Quel est le point commun entre Rivella, la Société Générale d'Affichage (SGA) et Bluewin? Tous ont utilisé le teasing, une stratégie publicitaire anglo-saxonne. Le principe en est simple: attiser la curiosité des clients potentiels à l'aide d'une double campagne, la première posant une question sans révéler ni produit ni marque, la seconde y répondant. «To tease» en anglais signifie taquiner, tourmenter; un nom qui en dit long…

Le stratagème fait mouche et séduit de plus en plus les publicitaires suisses. L'illustration la plus récente est celle de Bluewin. Début juillet, l'entreprise a placardé un peu partout des photos de stars, Marylin Monroe par exemple, avec pour seule légende: «Pour bien démarrer, nous faisons comme Norma Baker.» Deux semaines plus tard, le temps d'affichage en Suisse, la solution de l'intrigue était dévoilée: the Blue Window devenait Bluewin. «Nous avons choisi le teasing car cela attire vraiment l'attention et la curiosité des lecteurs. L'impact est plus important qu'avec une campagne traditionnelle. C'est idéal pour un changement de nom, mais si le but avait été de nous faire connaître, nous aurions utilisé un autre moyen», explique Stéphane Gürtler, responsable de la communication chez Bluewin.

La Société Générale d'Affichage, quasi monopolistique en Suisse, a lancé une grande offensive l'été dernier pour montrer sa qualité d'implantation. Elle a collé sur tous ses panneaux invendus la photo d'une jolie jeune fille, une certaine Angie Becker… La question était: «Connaissez-vous Angie Becker?». Non, personne n'en avait entendu parler, et pour cause.

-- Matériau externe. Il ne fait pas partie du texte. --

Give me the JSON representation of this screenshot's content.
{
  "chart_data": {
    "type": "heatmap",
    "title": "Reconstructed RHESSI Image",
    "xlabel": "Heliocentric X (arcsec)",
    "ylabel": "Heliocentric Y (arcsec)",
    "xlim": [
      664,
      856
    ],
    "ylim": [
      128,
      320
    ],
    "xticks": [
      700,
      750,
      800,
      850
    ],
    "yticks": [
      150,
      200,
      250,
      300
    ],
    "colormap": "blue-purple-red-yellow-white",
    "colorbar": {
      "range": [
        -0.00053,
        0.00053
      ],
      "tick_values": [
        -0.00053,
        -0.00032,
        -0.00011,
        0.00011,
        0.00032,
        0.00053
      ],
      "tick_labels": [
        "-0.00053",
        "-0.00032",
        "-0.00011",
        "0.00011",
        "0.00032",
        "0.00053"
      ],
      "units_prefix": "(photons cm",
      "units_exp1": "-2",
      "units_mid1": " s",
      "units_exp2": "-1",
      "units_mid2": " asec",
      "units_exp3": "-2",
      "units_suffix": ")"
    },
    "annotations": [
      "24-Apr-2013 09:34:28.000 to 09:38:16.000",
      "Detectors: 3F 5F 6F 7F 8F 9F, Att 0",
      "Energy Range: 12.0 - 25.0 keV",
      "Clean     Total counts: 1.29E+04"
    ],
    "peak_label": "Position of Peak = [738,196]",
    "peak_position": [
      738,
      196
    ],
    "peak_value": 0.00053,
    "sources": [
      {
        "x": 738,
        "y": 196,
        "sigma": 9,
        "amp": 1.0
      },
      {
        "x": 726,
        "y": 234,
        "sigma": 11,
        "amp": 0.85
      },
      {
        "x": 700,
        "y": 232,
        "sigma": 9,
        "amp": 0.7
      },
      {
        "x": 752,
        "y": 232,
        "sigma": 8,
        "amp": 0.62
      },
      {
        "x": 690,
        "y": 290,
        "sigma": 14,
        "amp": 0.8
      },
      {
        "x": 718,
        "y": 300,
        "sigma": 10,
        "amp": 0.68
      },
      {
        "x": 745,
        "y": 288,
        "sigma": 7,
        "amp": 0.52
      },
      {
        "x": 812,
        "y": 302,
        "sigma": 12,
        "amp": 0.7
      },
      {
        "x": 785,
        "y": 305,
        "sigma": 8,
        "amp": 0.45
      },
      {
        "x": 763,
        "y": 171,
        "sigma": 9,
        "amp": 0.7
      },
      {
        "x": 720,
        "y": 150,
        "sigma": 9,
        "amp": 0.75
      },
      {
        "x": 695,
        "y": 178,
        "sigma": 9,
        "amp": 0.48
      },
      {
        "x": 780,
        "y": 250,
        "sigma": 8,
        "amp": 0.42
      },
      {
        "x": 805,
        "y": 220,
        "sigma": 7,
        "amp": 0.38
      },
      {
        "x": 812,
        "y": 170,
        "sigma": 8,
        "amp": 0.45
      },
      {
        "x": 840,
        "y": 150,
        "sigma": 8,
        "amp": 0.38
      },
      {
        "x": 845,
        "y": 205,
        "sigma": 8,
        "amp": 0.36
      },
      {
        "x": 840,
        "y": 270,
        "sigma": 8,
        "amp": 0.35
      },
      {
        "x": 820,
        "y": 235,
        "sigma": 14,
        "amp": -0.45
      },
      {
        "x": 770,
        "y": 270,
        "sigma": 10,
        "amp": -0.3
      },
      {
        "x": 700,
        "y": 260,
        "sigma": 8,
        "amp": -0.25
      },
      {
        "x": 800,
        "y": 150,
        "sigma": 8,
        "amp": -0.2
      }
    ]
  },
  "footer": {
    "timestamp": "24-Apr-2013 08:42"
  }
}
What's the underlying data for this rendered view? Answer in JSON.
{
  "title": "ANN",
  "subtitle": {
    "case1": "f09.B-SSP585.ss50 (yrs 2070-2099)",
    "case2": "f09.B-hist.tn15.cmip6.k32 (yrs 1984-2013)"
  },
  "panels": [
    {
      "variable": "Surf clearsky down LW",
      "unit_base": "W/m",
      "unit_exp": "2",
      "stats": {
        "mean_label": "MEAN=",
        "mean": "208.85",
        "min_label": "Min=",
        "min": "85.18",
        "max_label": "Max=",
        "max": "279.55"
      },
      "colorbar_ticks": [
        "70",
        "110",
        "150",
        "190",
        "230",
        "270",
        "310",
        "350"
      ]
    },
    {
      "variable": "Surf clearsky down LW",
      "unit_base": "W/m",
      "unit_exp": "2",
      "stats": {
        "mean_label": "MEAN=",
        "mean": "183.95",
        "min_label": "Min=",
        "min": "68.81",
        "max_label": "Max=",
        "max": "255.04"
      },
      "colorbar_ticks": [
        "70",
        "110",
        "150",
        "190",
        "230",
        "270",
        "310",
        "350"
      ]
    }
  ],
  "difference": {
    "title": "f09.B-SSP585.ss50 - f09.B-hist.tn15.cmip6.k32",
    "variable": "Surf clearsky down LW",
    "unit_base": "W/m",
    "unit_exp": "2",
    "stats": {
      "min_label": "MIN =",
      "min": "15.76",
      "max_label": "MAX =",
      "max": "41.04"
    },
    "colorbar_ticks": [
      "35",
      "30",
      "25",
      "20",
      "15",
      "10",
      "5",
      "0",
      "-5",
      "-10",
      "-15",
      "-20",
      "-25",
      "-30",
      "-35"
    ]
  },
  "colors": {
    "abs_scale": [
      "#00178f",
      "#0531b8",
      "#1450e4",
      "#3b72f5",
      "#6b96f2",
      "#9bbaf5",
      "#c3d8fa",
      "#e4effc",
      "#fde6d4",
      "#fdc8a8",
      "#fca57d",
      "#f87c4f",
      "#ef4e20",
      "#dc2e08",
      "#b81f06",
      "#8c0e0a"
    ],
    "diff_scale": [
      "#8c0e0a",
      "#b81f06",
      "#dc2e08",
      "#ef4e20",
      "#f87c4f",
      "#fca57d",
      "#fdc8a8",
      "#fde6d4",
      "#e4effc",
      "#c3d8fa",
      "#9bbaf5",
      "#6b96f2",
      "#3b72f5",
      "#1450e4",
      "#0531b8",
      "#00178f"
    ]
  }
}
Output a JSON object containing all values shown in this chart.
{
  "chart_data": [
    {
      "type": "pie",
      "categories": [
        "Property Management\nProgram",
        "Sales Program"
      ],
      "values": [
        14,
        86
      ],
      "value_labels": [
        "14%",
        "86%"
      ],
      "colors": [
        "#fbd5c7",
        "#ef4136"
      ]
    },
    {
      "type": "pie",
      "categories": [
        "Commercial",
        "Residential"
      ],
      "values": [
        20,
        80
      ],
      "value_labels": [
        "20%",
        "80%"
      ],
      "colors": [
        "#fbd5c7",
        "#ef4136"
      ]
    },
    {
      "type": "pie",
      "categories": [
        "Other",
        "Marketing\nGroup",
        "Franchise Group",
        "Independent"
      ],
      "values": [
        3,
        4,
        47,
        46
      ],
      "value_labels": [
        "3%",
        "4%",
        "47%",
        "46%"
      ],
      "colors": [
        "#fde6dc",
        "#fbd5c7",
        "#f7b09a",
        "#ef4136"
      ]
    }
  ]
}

Quinze jours plus tard, chacun avait assimilé le nom et le visage de la demoiselle. Pari gagné pour la SGA, qui a ainsi prouvé ses performances.

Avant de conquérir la Suisse, ce procédé fut très utilisé en France. On se souvient de la fameuse campagne de l'afficheur Avenir en 1981, qui marqua le début de l'ère du teasing dans l'Hexagone. Une égérie légèrement vêtue promettait fin août d'«enlever le haut» le 2 septembre, ce qui fut fait, puis d'«enlever le bas» le 4 septembre. Là encore, elle fit ce qu'elle avait annoncé, mais le dos tourné! La conclusion de tout cela était qu'Avenir savait tenir une promesse.

Solution miracle

Les experts ne trouvent pas d'explication précise à ce succès relativement récent en Suisse. Deux arguments sont toutefois avancés: les moyens financiers importants dont bénéficient aujourd'hui certaines entreprises, et l'originalité du procédé, qui parvient à se démarquer du flot de messages publicitaires abreuvant sans cesse la population.

Le teasing serait donc la solution miracle pour les annonceurs voulant être sûrs de frapper fort et d'atteindre leur cible? Pas sûr, car le procédé comporte certains désavantages. Ainsi, le teasing marque tellement les esprits que cela peut, paradoxalement, devenir un handicap. Explication: «Le problème, c'est que l'on se rappelle très bien de l'intrigue ou de la star, et l'on ne retient pas forcément le nom du produit ou de l'entreprise, surtout si la chute est mauvaise», remarque Dominique Turpin, professeur de marketing à l'IMD à Lausanne. Jean-Emile Denis, enseignant à HEC Genève, est également sceptique quant à l'efficacité du teasing: «Ces annonces éveillent la curiosité, divertissent, mais ne poussent pas pour autant à l'achat. On rencontre la même difficulté avec les publicités humoristiques.» L'impact de telles campagnes reste de toute façon très difficilement mesurable.

Budgets doublés

Un autre problème se pose aux adeptes du teasing: le coût de l'opération. «Seuls les gros clients peuvent se le permettre. Le budget est quasiment doublé, puisque deux campagnes doivent se suivre», souligne David Pivoda, de l'agence Publicis à Lausanne. Le coût moyen d'une campagne d'affichage utilisant le teasing et couvrant tout le territoire suisse va de 900 000 à 1.3 million de francs. Bluewin a dépensé plus que ça. Un investissement lourd qui explique peut-être le fait que ce procédé soit beaucoup moins fréquent en télévision. Par ailleurs, une surutilisation du teasing lui enlèverait toute efficacité. «C'est un outil qui marche très bien s'il est utilisé au compte-gouttes, sinon il s'émousse très rapidement et ne produit plus guère d'effet», constate Jean-Emile Denis. La curiosité a ses limites.